Credit rating risk

Deficit targets missed.

Lower than expected tax revenue and a once-off R15 billion reduction in UIF contributions will see South Africa’s finance ministry miss its deficit targets.

The consolidated budget deficit (the difference between revenue and non-interest spending) of 3.9% is wider than the 3.6% that was estimated in the 2014 medium term budget policy statement (MTBPS). However it must be taken as a positive sign that Treasury is finding traction in its efforts reduce the deficit, which has been stuck at around 4% or more for the past five years.

The 2015 budget affirms government’s commitment to narrow the budget deficit, stabilize debt and begin to rebuild fiscal space.

The government plugged the hole in the budget by increasing taxes by R16.8 billion in 2015/6 as a result of higher personal income tax rates and a 30.5c/litre increase in the general fuel levy. The R95 billion deficit in the Road Accident Fund will be subsidised by an increase in the RAF fuel levy of 50c/l – generating R9 billion over the next two years.

In addition, relative to expenditure levels announced in last year’s budget, total spending in the next two financial years has been reduced by R25 billion, or 1% of projected budgets.

This affirms government’s commitment to driving growth by investing in infrastructure rather than consumption. The bulk of reductions came out of goods and services budgets.

Whether this will be enough to convince markets and rating agencies that government is committed to lowering South Africa’s deficit, remains to be seen.

“Fiscal consolidation provides the backbone for SA maintaining its’ investment grade rating, with fiscal slippage being a key contributor to recent downgrades,” says Old Mutual Investment Group chief economist, Rian le Roux. “Ultimately, raising taxes to ensure the reduction of our deficit is a small price to pay for the alternative, which is the risk of being downgraded to junk status, a slump in the rand, surging inflation and higher interest rates.”

Government as well as the ratings agencies know that there is no room for complacency. A debt level of 44% of GDP is not far from the 50% level suggested by a recent research piece of an International Monetary Fund employee to be the safe maximum debt-to-GDP ratio.

Debt service costs continue to be the fastest growing component of main budget expenditure, increasing by 10.1% in nominal terms over the medium term.

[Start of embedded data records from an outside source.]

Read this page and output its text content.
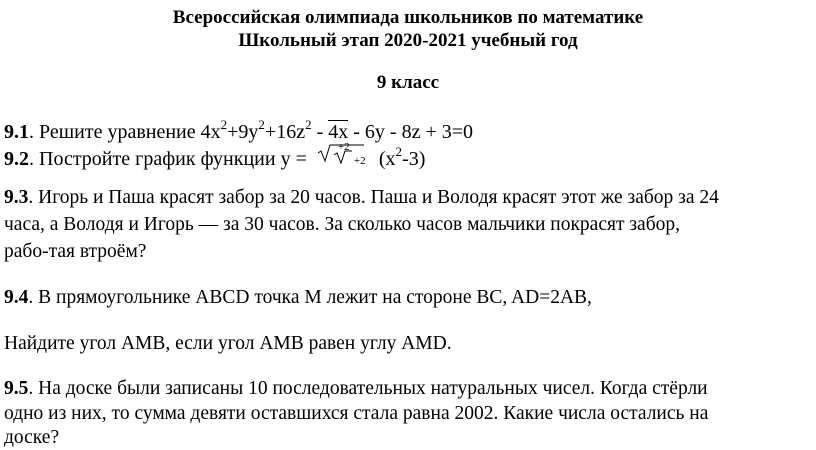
Всероссийская олимпиада школьников по математике
Школьный этап 2020-2021 учебный год
9 класс
9.1. Решите уравнение $4x^2+9y^2+16z^2 - 4x - 6y - 8z + 3=0$
9.2. Постройте график функции у =
+2
+2 $(x^2-3)$
9.3. Игорь и Паша красят забор за 20 часов. Паша и Володя красят этот же забор за 24
часа, а Володя и Игорь — за 30 часов. За сколько часов мальчики покрасят забор,
рабо-тая втроём?
9.4. В прямоугольнике ABCD точка M лежит на стороне BC, AD=2AB,
Найдите угол AMB, если угол AMB равен углу AMD.
9.5. На доске были записаны 10 последовательных натуральных чисел. Когда стёрли
одно из них, то сумма девяти оставшихся стала равна 2002. Какие числа остались на
доске?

The costs of financing government debt are projected to increase from R115 billion in 2014/5 to R153.4 billion in 2017/18 accounting for 3.1% of GDP.

Government’s net borrowing requirement of R180.9 billion in 2014/5 is R1.1 billion higher than projected in last years budget and is expected to decrease to R173.1 billion in 2015/6.

Lower inflation should support government efforts to reduce the deficit by allowing departments to buy more goods and services without breaching expenditure ceilings and may facilitate a sustainable wage agreement.